Cette semaine est sorti l’album Supernova de Ray LaMontagne. Cet album est produit par Dan Auerbach, des Black Keys. Cette association est plus que bizarre.
Pour rappel, Ray LaMontagne c’est un type avec sa guitare sèche qui vit dans les bois et chante tout doucement avec par exemple une chanson comme Let It Be Me:

De l’autre cote, les Black Keys, c’est bon gros Blues/Rock qui dépote, par exemple comme Tighten Up:

C’est donc avec une certaine curiosité que j’écoutai le fruit de ce mariage contre nature. Et apparemment Folk/Country + Blues/Rock = Flower Power/Sixties Revival.
Avant de parler plus en avant de ce disque, je vous doit d’être franc, le Flower Power, ca me donne des envies de désherbants.
Bref, passons a l’album. Celui ci ouvre sur Lavender qui raconte que c’est chouette de courir dans les champs (quand je vous parle de Flower Power, je n’exagère pas), le tout chanté avec une voix planante sur un fond de synthés, guitares fuzz, avec des "Chick-Ha" murmurés dans le fond. Le ton est donc posé d’entrée et la chanson suivante, Airwaves, une petite ballade, reste dans ce thème. Mais on retrouve l’influence de Dan Auerbach sur des morceaux plus bluesy comme Julia, avec ses guitares qui rappellent  le bon vieux Rythm and Blues.

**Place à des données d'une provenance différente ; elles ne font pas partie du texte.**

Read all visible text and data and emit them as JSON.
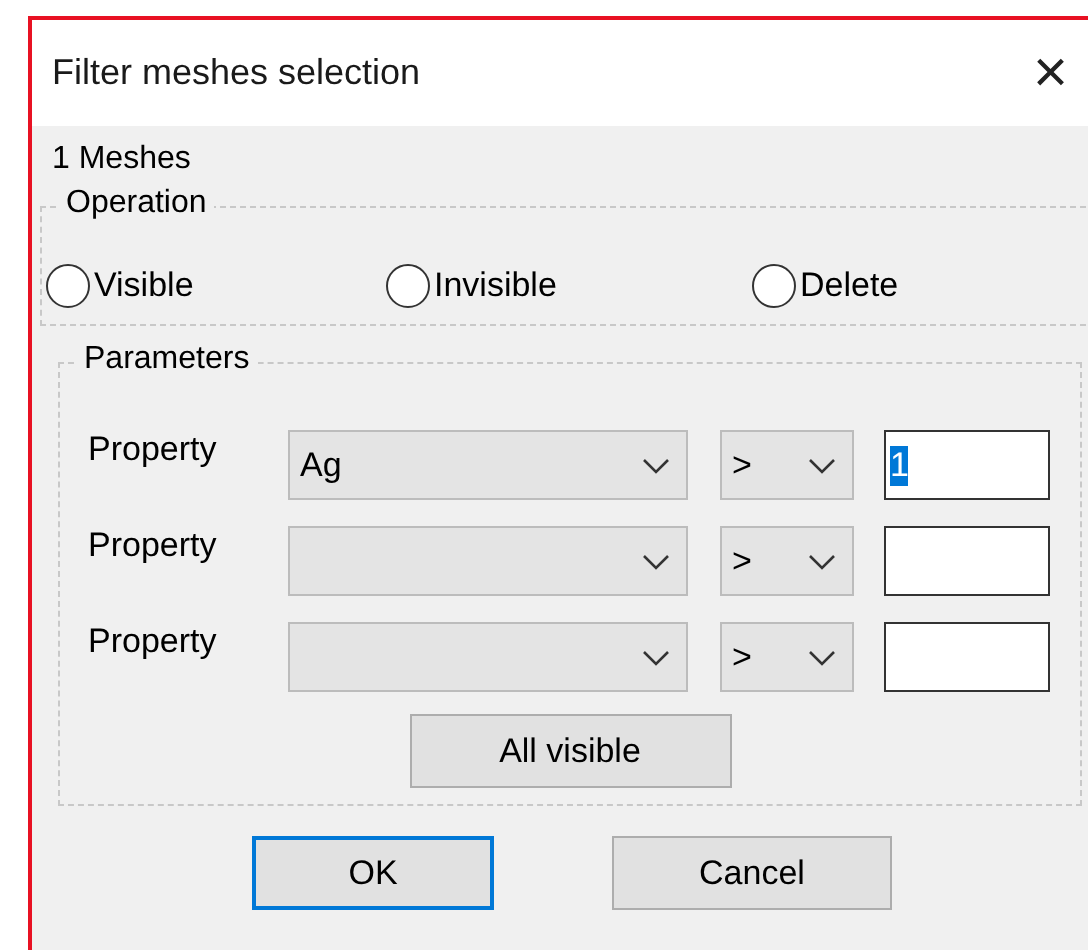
{
  "window": {
    "title": "Filter meshes selection",
    "close": "×"
  },
  "count_label": "1 Meshes",
  "operation": {
    "title": "Operation",
    "options": [
      {
        "label": "Visible",
        "selected": false
      },
      {
        "label": "Invisible",
        "selected": false
      },
      {
        "label": "Delete",
        "selected": false
      }
    ]
  },
  "parameters": {
    "title": "Parameters",
    "rows": [
      {
        "label": "Property",
        "property": "Ag",
        "operator": ">",
        "value": "1",
        "value_selected": true
      },
      {
        "label": "Property",
        "property": "",
        "operator": ">",
        "value": ""
      },
      {
        "label": "Property",
        "property": "",
        "operator": ">",
        "value": ""
      }
    ],
    "all_visible": "All visible"
  },
  "buttons": [
    {
      "label": "OK",
      "default": true
    },
    {
      "label": "Cancel",
      "default": false
    }
  ]
}
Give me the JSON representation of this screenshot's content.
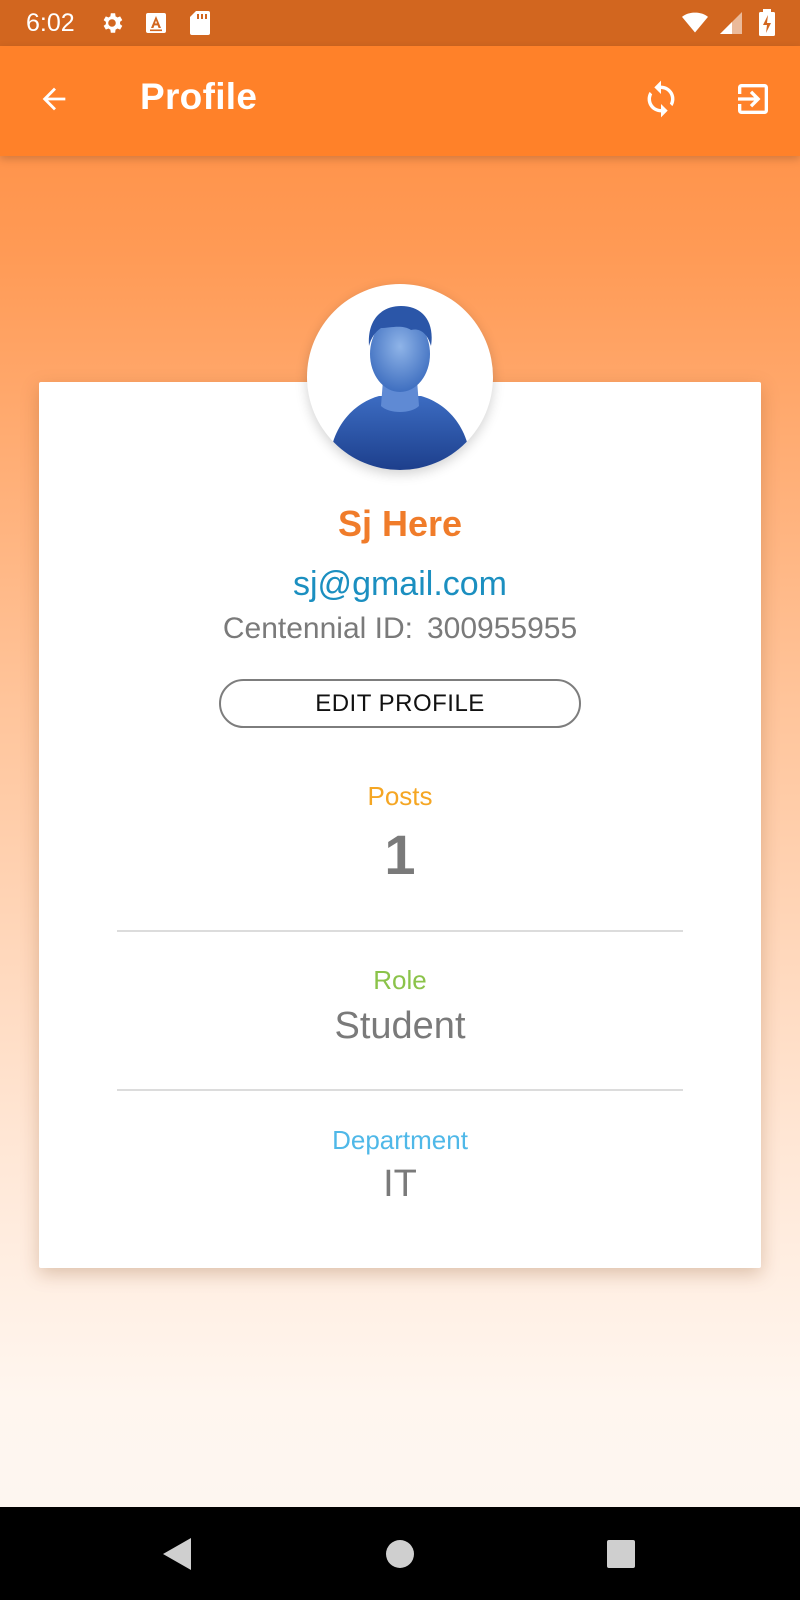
{
  "status_bar": {
    "time": "6:02",
    "icons_left": [
      "gear-icon",
      "a-box-icon",
      "sd-card-icon"
    ],
    "icons_right": [
      "wifi-icon",
      "signal-icon",
      "battery-charging-icon"
    ]
  },
  "app_bar": {
    "title": "Profile",
    "icons": [
      "back-arrow-icon",
      "refresh-icon",
      "logout-icon"
    ]
  },
  "profile": {
    "name": "Sj Here",
    "email": "sj@gmail.com",
    "id_label": "Centennial ID:",
    "id_value": "300955955",
    "edit_button": "EDIT PROFILE"
  },
  "stats": {
    "posts_label": "Posts",
    "posts_value": "1",
    "role_label": "Role",
    "role_value": "Student",
    "department_label": "Department",
    "department_value": "IT"
  },
  "colors": {
    "accent_orange": "#ff8129",
    "status_bar": "#d2661f",
    "name": "#f07c2a",
    "email": "#1b8fc0",
    "posts_label": "#f5a623",
    "role_label": "#8bc34a",
    "department_label": "#4fb8e8"
  },
  "nav_bar": {
    "icons": [
      "back-triangle-icon",
      "home-circle-icon",
      "recents-square-icon"
    ]
  }
}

L’album comporte un bon nombre de très bons morceaux comme She’s The One, Smashing ou encore Drive In Movies, qui sont un peu plus punchy.
Globalement, cet album est plus puissant et plus riche d’un point de vue sonore que le reste des disques de Ray LaMontagne mais du coup la voix du chanteur est diluée, moins présente et on perd un peu sur le change. Est ce que cet album est mauvais pour autant? Non, c’est quelque chose de different avec quelques bons moments mais clairement pas l’album d’un type qui vit dans les bois. Je vous laisse vous forger votre opinion.